Racconto di cinema e di futuro con Ennio Flaiano, grande sceneggiatore tra “Otto e ½” e “Giulietta degli Spiriti”
Spiritoso e mordace, Flaiano conobbe Fellini e per molti anni lavorarono insieme, e nel 1964 ebbero un anno di vacanza solo apparente
Nel 1964 Fellini e Flaiano non si presero un anno di vacanza, come sembra se si consulta la loro filmografia che nel 1963 comprende Otto ½ e nel 1965 Giulietta degli Spiriti. Tra una polemica e l’altra fra loro, confronti, gelosie, continuavano a collaborare, dimenticando le ruggini nel loro lungo, produttivo rapporto. Una di queste ebbe origine quando Flaiano si adontò perché l’amico Federico lo aveva tradito con Pier Paolo Pasolini quando gli chiese di scrivere i dialoghi romaneschi in Le notti di Cabiria (1957) con Giulietta Masina. Una ruggine che si sfarinò a poco a poco ma con le resistenze di Flaiano che tra i due era il più debole, come spesso accade agli sceneggiatori al servizio totale (così è) di un astro come Federico.

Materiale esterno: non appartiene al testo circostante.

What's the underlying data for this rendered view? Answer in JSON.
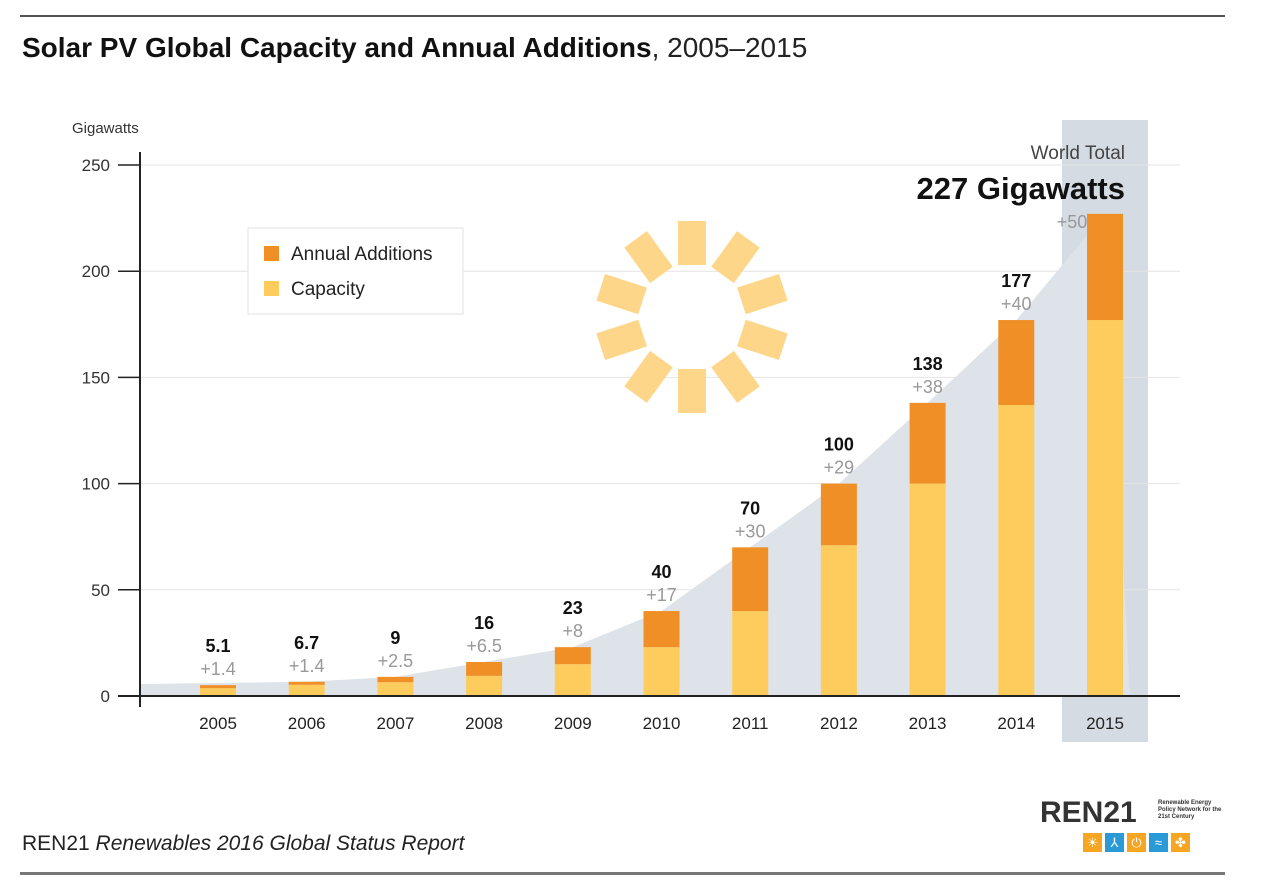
{
  "title": {
    "bold": "Solar PV Global Capacity and Annual Additions",
    "light": ", 2005–2015"
  },
  "source": {
    "org": "REN21",
    "publication": "Renewables 2016 Global Status Report"
  },
  "logo": {
    "wordmark": "REN21",
    "tagline": "Renewable Energy Policy Network for the 21st Century"
  },
  "colors": {
    "capacity": "#FDCC5C",
    "additions": "#EF8F25",
    "trend_area": "#DDE3E8",
    "highlight_column": "#D4DBE2",
    "sun": "#FDD68A",
    "logo_yellow": "#F6A623",
    "logo_blue": "#2A9AD6"
  },
  "annotation": {
    "line1": "World Total",
    "line2": "227 Gigawatts"
  },
  "chart_data": {
    "type": "bar",
    "stacked": true,
    "ylabel": "Gigawatts",
    "ylim": [
      0,
      250
    ],
    "yticks": [
      0,
      50,
      100,
      150,
      200,
      250
    ],
    "grid": true,
    "legend_position": "top-left",
    "categories": [
      "2005",
      "2006",
      "2007",
      "2008",
      "2009",
      "2010",
      "2011",
      "2012",
      "2013",
      "2014",
      "2015"
    ],
    "series": [
      {
        "name": "Capacity",
        "values": [
          3.7,
          5.3,
          6.5,
          9.5,
          15,
          23,
          40,
          71,
          100,
          137,
          177
        ]
      },
      {
        "name": "Annual Additions",
        "values": [
          1.4,
          1.4,
          2.5,
          6.5,
          8,
          17,
          30,
          29,
          38,
          40,
          50
        ]
      }
    ],
    "total_labels": [
      "5.1",
      "6.7",
      "9",
      "16",
      "23",
      "40",
      "70",
      "100",
      "138",
      "177",
      ""
    ],
    "addition_labels": [
      "+1.4",
      "+1.4",
      "+2.5",
      "+6.5",
      "+8",
      "+17",
      "+30",
      "+29",
      "+38",
      "+40",
      "+50"
    ],
    "highlight_category": "2015"
  }
}
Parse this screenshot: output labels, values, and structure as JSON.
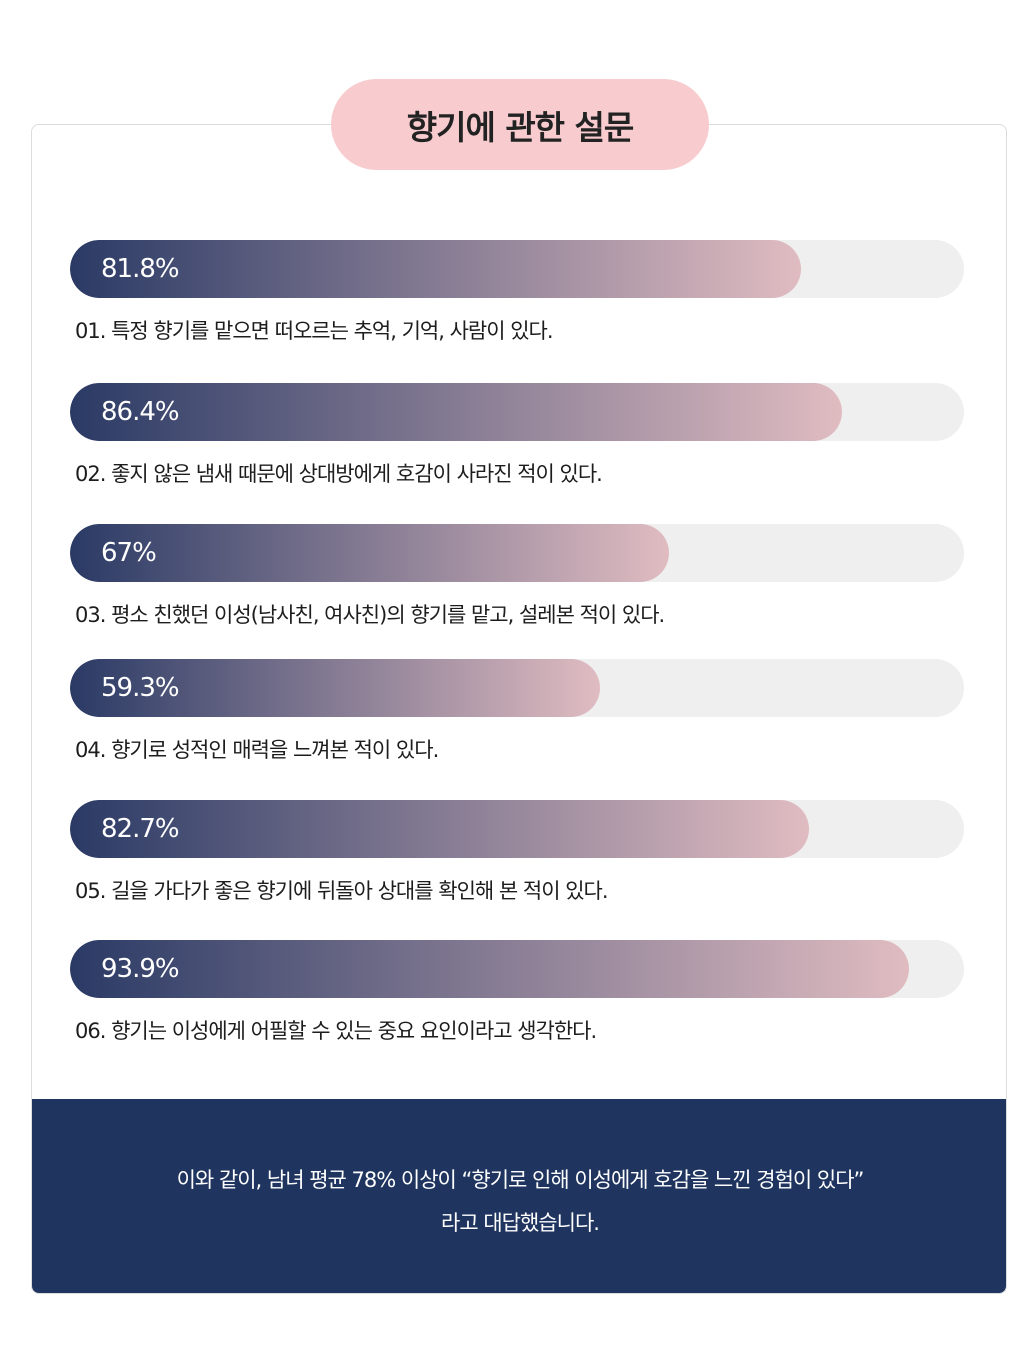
{
  "title": "향기에 관한 설문",
  "colors": {
    "bar_start": "#2a3a65",
    "bar_end": "#e0bcc1",
    "track": "#efefef",
    "title_bg": "#f8cccf",
    "footer_bg": "#1f3560"
  },
  "survey": [
    {
      "percent_label": "81.8%",
      "value": 81.8,
      "question": "01. 특정 향기를 맡으면 떠오르는 추억, 기억, 사람이 있다."
    },
    {
      "percent_label": "86.4%",
      "value": 86.4,
      "question": "02. 좋지 않은 냄새 때문에 상대방에게 호감이 사라진 적이 있다."
    },
    {
      "percent_label": "67%",
      "value": 67,
      "question": "03. 평소 친했던 이성(남사친, 여사친)의 향기를 맡고, 설레본 적이 있다."
    },
    {
      "percent_label": "59.3%",
      "value": 59.3,
      "question": "04. 향기로 성적인 매력을 느껴본 적이 있다."
    },
    {
      "percent_label": "82.7%",
      "value": 82.7,
      "question": "05. 길을 가다가 좋은 향기에 뒤돌아 상대를 확인해 본 적이 있다."
    },
    {
      "percent_label": "93.9%",
      "value": 93.9,
      "question": "06. 향기는 이성에게 어필할 수 있는 중요 요인이라고 생각한다."
    }
  ],
  "footer": {
    "line1": "이와 같이, 남녀 평균 78% 이상이 “향기로 인해 이성에게 호감을 느낀 경험이 있다”",
    "line2": "라고 대답했습니다."
  }
}
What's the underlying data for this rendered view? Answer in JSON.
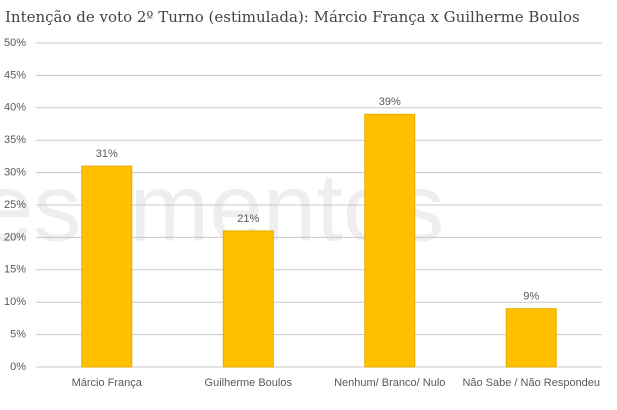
{
  "chart_data": {
    "type": "bar",
    "title": "Intenção de voto 2º Turno (estimulada): Márcio França x Guilherme Boulos",
    "watermark": "estimentos",
    "categories": [
      "Márcio França",
      "Guilherme Boulos",
      "Nenhum/ Branco/ Nulo",
      "Não Sabe / Não Respondeu"
    ],
    "values": [
      31,
      21,
      39,
      9
    ],
    "value_labels": [
      "31%",
      "21%",
      "39%",
      "9%"
    ],
    "color": "#ffc000",
    "ylim": [
      0,
      50
    ],
    "yticks": [
      {
        "value": 0,
        "label": "0%"
      },
      {
        "value": 5,
        "label": "5%"
      },
      {
        "value": 10,
        "label": "10%"
      },
      {
        "value": 15,
        "label": "15%"
      },
      {
        "value": 20,
        "label": "20%"
      },
      {
        "value": 25,
        "label": "25%"
      },
      {
        "value": 30,
        "label": "30%"
      },
      {
        "value": 35,
        "label": "35%"
      },
      {
        "value": 40,
        "label": "40%"
      },
      {
        "value": 45,
        "label": "45%"
      },
      {
        "value": 50,
        "label": "50%"
      }
    ],
    "grid": true
  }
}
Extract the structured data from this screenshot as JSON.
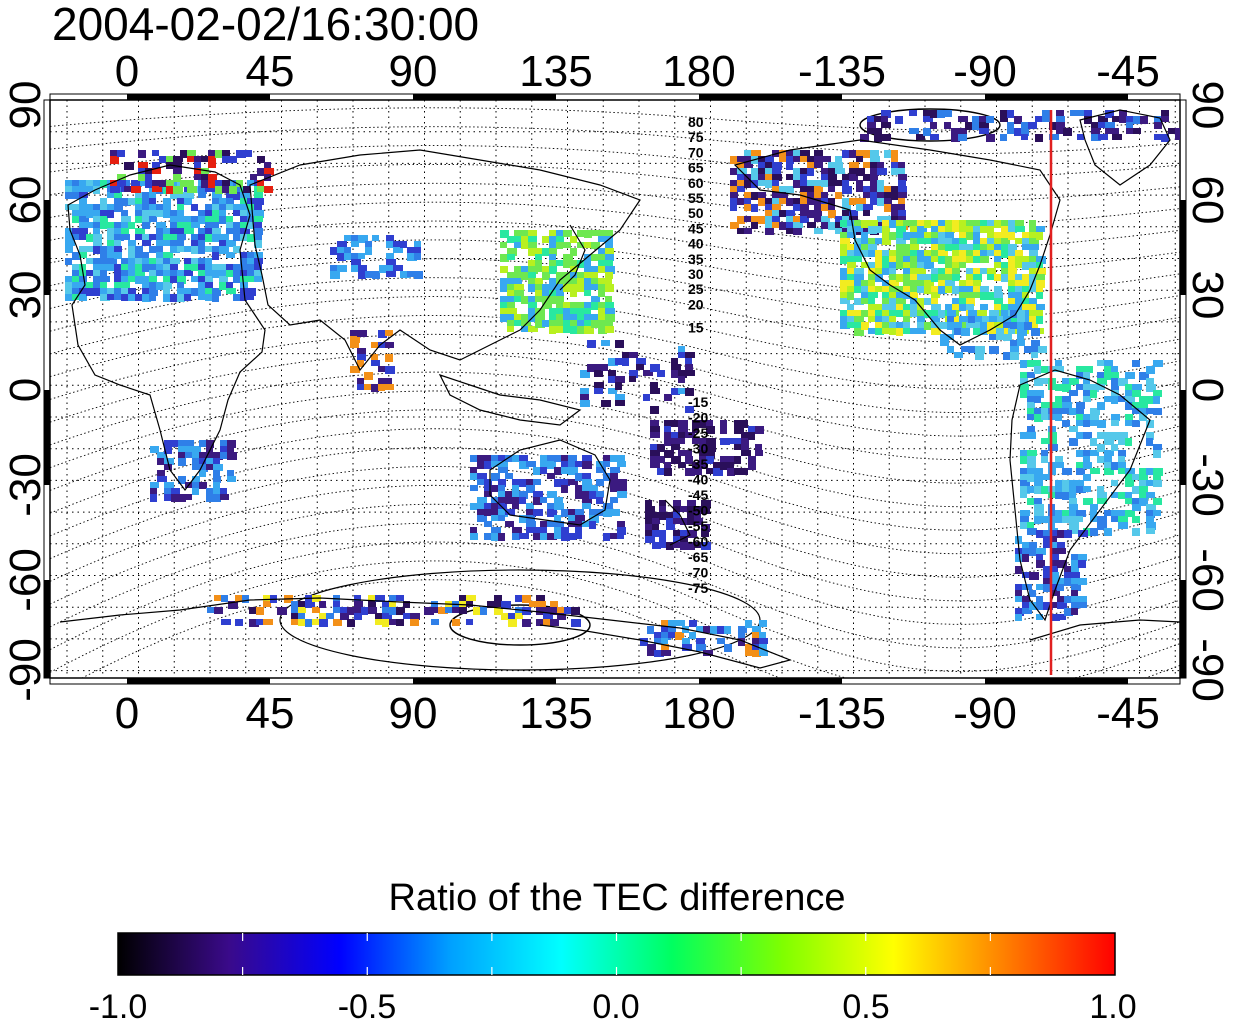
{
  "timestamp": "2004-02-02/16:30:00",
  "map": {
    "top_ticks": [
      "0",
      "45",
      "90",
      "135",
      "180",
      "-135",
      "-90",
      "-45"
    ],
    "bottom_ticks": [
      "0",
      "45",
      "90",
      "135",
      "180",
      "-135",
      "-90",
      "-45"
    ],
    "left_ticks": [
      "90",
      "60",
      "30",
      "0",
      "-30",
      "-60",
      "-90"
    ],
    "right_ticks": [
      "90",
      "60",
      "30",
      "0",
      "-30",
      "-60",
      "-90"
    ],
    "grid": "dotted",
    "north_contour_labels": [
      "80",
      "75",
      "70",
      "65",
      "60",
      "55",
      "50",
      "45",
      "40",
      "35",
      "30",
      "25",
      "20",
      "15"
    ],
    "south_contour_labels": [
      "-15",
      "-20",
      "-25",
      "-30",
      "-35",
      "-40",
      "-45",
      "-50",
      "-55",
      "-60",
      "-65",
      "-70",
      "-75"
    ],
    "marker_line_color": "#e02020",
    "patch_colors": [
      "#2a0f5a",
      "#3b1a80",
      "#2f3fd0",
      "#2f7fe8",
      "#38a8f0",
      "#55c8ea",
      "#28e8a0",
      "#6ee850",
      "#b8f020",
      "#f2ec20",
      "#f39018",
      "#e52010"
    ]
  },
  "colorbar": {
    "title": "Ratio of the TEC difference",
    "ticks": [
      "-1.0",
      "-0.5",
      "0.0",
      "0.5",
      "1.0"
    ],
    "colors": [
      "#000000",
      "#3a0a8a",
      "#0000ff",
      "#00a0ff",
      "#00ffff",
      "#00ff60",
      "#7fff00",
      "#ffff00",
      "#ff8000",
      "#ff0000"
    ]
  }
}
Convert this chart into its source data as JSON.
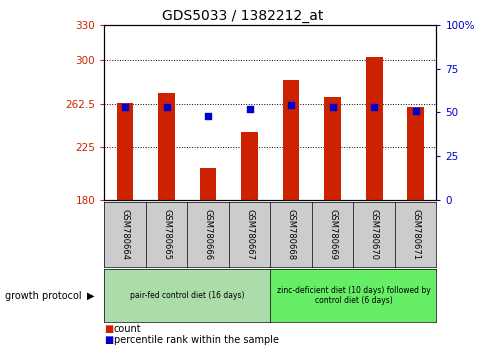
{
  "title": "GDS5033 / 1382212_at",
  "samples": [
    "GSM780664",
    "GSM780665",
    "GSM780666",
    "GSM780667",
    "GSM780668",
    "GSM780669",
    "GSM780670",
    "GSM780671"
  ],
  "counts": [
    263,
    272,
    207,
    238,
    283,
    268,
    302,
    260
  ],
  "percentiles": [
    53,
    53,
    48,
    52,
    54,
    53,
    53,
    51
  ],
  "y_min": 180,
  "y_max": 330,
  "y_ticks": [
    180,
    225,
    262.5,
    300,
    330
  ],
  "y_tick_labels": [
    "180",
    "225",
    "262.5",
    "300",
    "330"
  ],
  "right_y_ticks": [
    0,
    25,
    50,
    75,
    100
  ],
  "right_y_tick_labels": [
    "0",
    "25",
    "50",
    "75",
    "100%"
  ],
  "bar_color": "#cc2200",
  "dot_color": "#0000cc",
  "groups": [
    {
      "label": "pair-fed control diet (16 days)",
      "samples": [
        0,
        1,
        2,
        3
      ],
      "color": "#aaddaa"
    },
    {
      "label": "zinc-deficient diet (10 days) followed by\ncontrol diet (6 days)",
      "samples": [
        4,
        5,
        6,
        7
      ],
      "color": "#66ee66"
    }
  ],
  "group_label": "growth protocol",
  "legend_count_label": "count",
  "legend_percentile_label": "percentile rank within the sample",
  "axis_color_left": "#cc2200",
  "axis_color_right": "#0000cc",
  "tick_bg_color": "#cccccc"
}
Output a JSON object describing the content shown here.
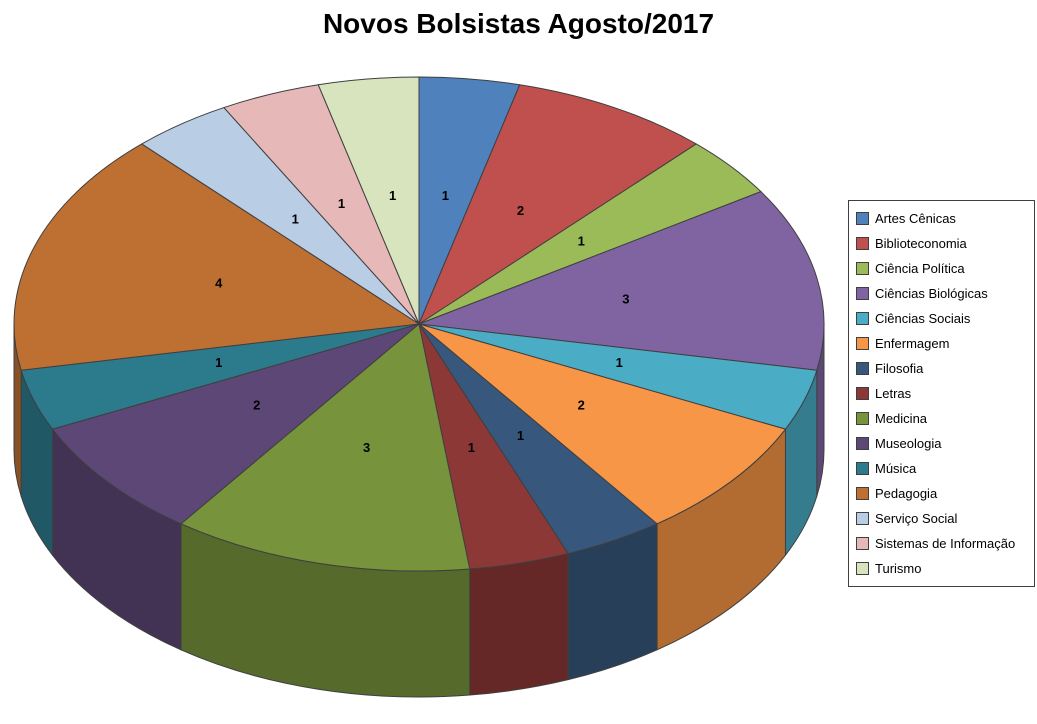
{
  "page": {
    "background_color": "#FFFFFF",
    "outline_color": "#3F3F3F"
  },
  "chart_data": {
    "type": "pie",
    "style": "3d",
    "title": "Novos Bolsistas Agosto/2017",
    "legend_position": "right",
    "direction": "clockwise",
    "start_angle_deg": 0,
    "total": 25,
    "categories": [
      "Artes Cênicas",
      "Biblioteconomia",
      "Ciência Política",
      "Ciências Biológicas",
      "Ciências Sociais",
      "Enfermagem",
      "Filosofia",
      "Letras",
      "Medicina",
      "Museologia",
      "Música",
      "Pedagogia",
      "Serviço Social",
      "Sistemas de Informação",
      "Turismo"
    ],
    "values": [
      1,
      2,
      1,
      3,
      1,
      2,
      1,
      1,
      3,
      2,
      1,
      4,
      1,
      1,
      1
    ],
    "data_labels": [
      "1",
      "2",
      "1",
      "3",
      "1",
      "2",
      "1",
      "1",
      "3",
      "2",
      "1",
      "4",
      "1",
      "1",
      "1"
    ],
    "colors": [
      "#4F81BD",
      "#C0504D",
      "#9BBB59",
      "#8064A2",
      "#4BACC6",
      "#F79646",
      "#38577D",
      "#8C3836",
      "#77933C",
      "#5C4776",
      "#2C7B8C",
      "#BE7032",
      "#B9CDE5",
      "#E6B9B8",
      "#D7E4BD"
    ]
  }
}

Proprio questo anno di vuoto, 1964, il suo ricordo, mi ha fatto venire il desiderio di esplorare la personalità e il genio, nonché le peripezie del grande Ennio, con una storia che risale indietro nel tempo. Mi piaceva Flaiano, conoscevo il suo lavoro di giornalista impegnato e di lingua pungente, e per le sue sbandate anche verso il teatro. Tenevo molto a conoscerlo, fin da quando avevo visto La dolce vita in un cinema di Bologna che oggi a distanza di cinquant’anni è un supermercato, grande come una cattedrale, banale come una cucina di formica.
Ero stato colpito, e mi ero commosso, davanti alle immagine del più famoso film di Fellini. Una Roma ancora scolpita nel grand tour della Hollywood sul Tevere e della “Dolce vita”: fiumi di divi negli alberghi di Via Veneto. Quando, sul finire degli anni Sessanta, mi trasferii nella capitale, ebbi fortuna, ero il critico teatrale della rivista Sipario e di settimanali molto diffusi; conobbi Ennio Flaiano dopo la prima di “Un marziano a Roma”, messo in scena da Vittorio Gassman. Ci tenevo a conoscerlo. Era, e, sarà sempre “unico” Flaiano, giornalista, scrittore, sceneggiatore di Fellini e di molti altri registi, famoso e irripetibile per le capacità di produrre fulminanti battute su personaggi, fatti, realtà, il nostro Paese.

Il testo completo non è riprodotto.